Pour les voisins, la position est parfois délicate à tenir, tant ils sont pris entre le ras-le-bol et la pitié. Un soir de mai, Déborah Navah, 42 ans, riveraine du jardin d’Eole et qui travaille dans la culture, a été le témoin d’un viol en bas de son immeuble, un peu plus haut sur l’avenue. Elle nous conduit sur les lieux du crime, à quelques centaines de mètres de sa fenêtre. «Selon les infos que j’ai, c’était quelqu’un qui prenait du crack», affirme-t-elle sans réellement en savoir plus. La rumeur a tourné sur les portables des voisins, la scène a été filmée. Quelques heures plus tard elle était diffusée avec un gros bandeau sur BFM. Les présentateurs ont analysé l’événement comme un point de non-retour et ont invité Déborah Navah à s’indigner sur le plateau. Depuis, les «drogués» ont disparu de son quartier. Elle pointe des recoins aujourd’hui obstrués par des grillages – «là il y avait des dealers»«là aussi»«là on dansait l’été jusqu’à 2 heures du matin devant les dealers» – croise des policiers qu’elle voudrait remercier. Elle se dit soulagée de voir la situation s’améliorer ici, surtout «en tant que femme». La riveraine affirme qu’elle a «de la peine pour ces gens, même si cette vie, ils l’ont choisie».
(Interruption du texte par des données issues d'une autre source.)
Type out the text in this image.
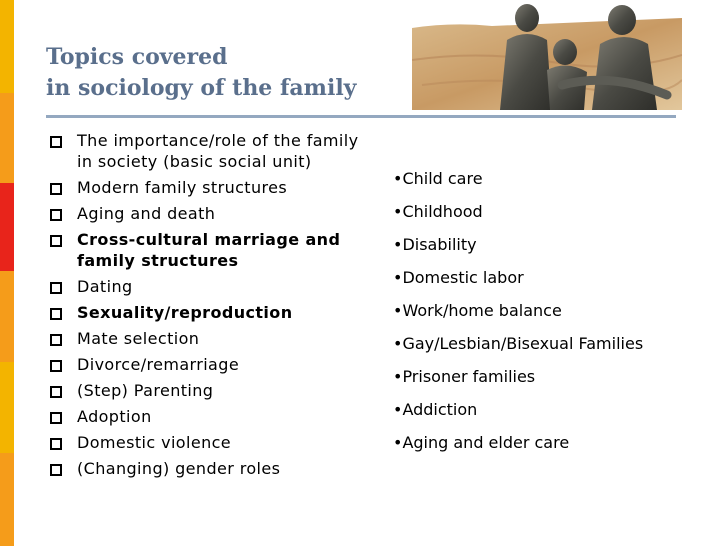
Topics covered
in sociology of the family
The importance/role of the family in society (basic social unit)
Modern family structures
Aging and death
Cross-cultural marriage and family structures
Dating
Sexuality/reproduction
Mate selection
Divorce/remarriage
(Step) Parenting
Adoption
Domestic violence
(Changing) gender roles
•Child care
•Childhood
•Disability
•Domestic labor
•Work/home balance
•Gay/Lesbian/Bisexual Families
•Prisoner families
•Addiction
•Aging and elder care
«Les déplacer, c’est les traiter comme du bétail»

Frédéric Francelle, porte-parole du Collectif 19, assume lui de se placer à hauteur d’hommes. Il sait d’expérience que, quand la situation s’améliore à un pâté de maisons, elle empire ailleurs. Il vit au-dessus des jardins d’Eole, où les consommateurs de crack ont été parqués cet été. «Le discours “on ne les veut pas chez nous”, ça va deux minutes, affirme-t-il. Nous, ce qu’on veut, c’est les sortir de la rue pour qu’ils ne passent pas l’hiver dans ce froid, ils vont en mourir. Il faut les accompagner vers une prise en charge avec un sevrage et un suivi psychologique. On y croit, ce sont des humains, ils doivent avoir des familles. Il est hors de question qu’ils meurent toxicomanes. Les déplacer c’est les traiter comme du bétail.»

A la mairie du XIXe, l’édile François Dagnaud (PS) multiplie les appels au gouvernement en ce sens. Il y a urgence. La proposition d’établir des salles dédiées à la consommation divise les élus et les habitants. «Je ne crois pas que des petits maires locaux de Pantin, d’Aubervilliers ou du XIXe puissent régler cela. On est sur un problème d’ampleur nationale voire européenne. Le ministre de l’Intérieur et le préfet de police ont considéré qu’en reléguant la colline du crack sous le périphérique, c’est un moindre mal. On bute sur l’absence d’engagement du ministère de la Santé. Il manque un coordinateur des pouvoirs publics sur cette question du crack, car on s’épuise.» Après la réquisition du square Forceval, les préfets Marc Guillaume et Didier Lallement avaient assumé dans une lettre adressée fin septembre à la mairie «d’organiser [une] solution temporaire». Tout en affirmant se tenir à «disposition pour travailler le plus rapidement possible, aux propositions de lieux que vous nous adresserez ainsi qu’à l’Agence régionale de santé d’Ile-de-France afin de permettre leur ouverture dans les prochaines semaines». C’était il y a plus de deux mois. Rien n’a bougé depuis.

Au square Forceval, Alexandre et Anna assurent que si les autorités les considéraient comme de «vraies personnes», «ça serait déjà un bon début». Dans une autre vie, Alexandre a «presque fait le tour du monde». Sa compagne, Anna, garde encore l’espoir de reprendre le large.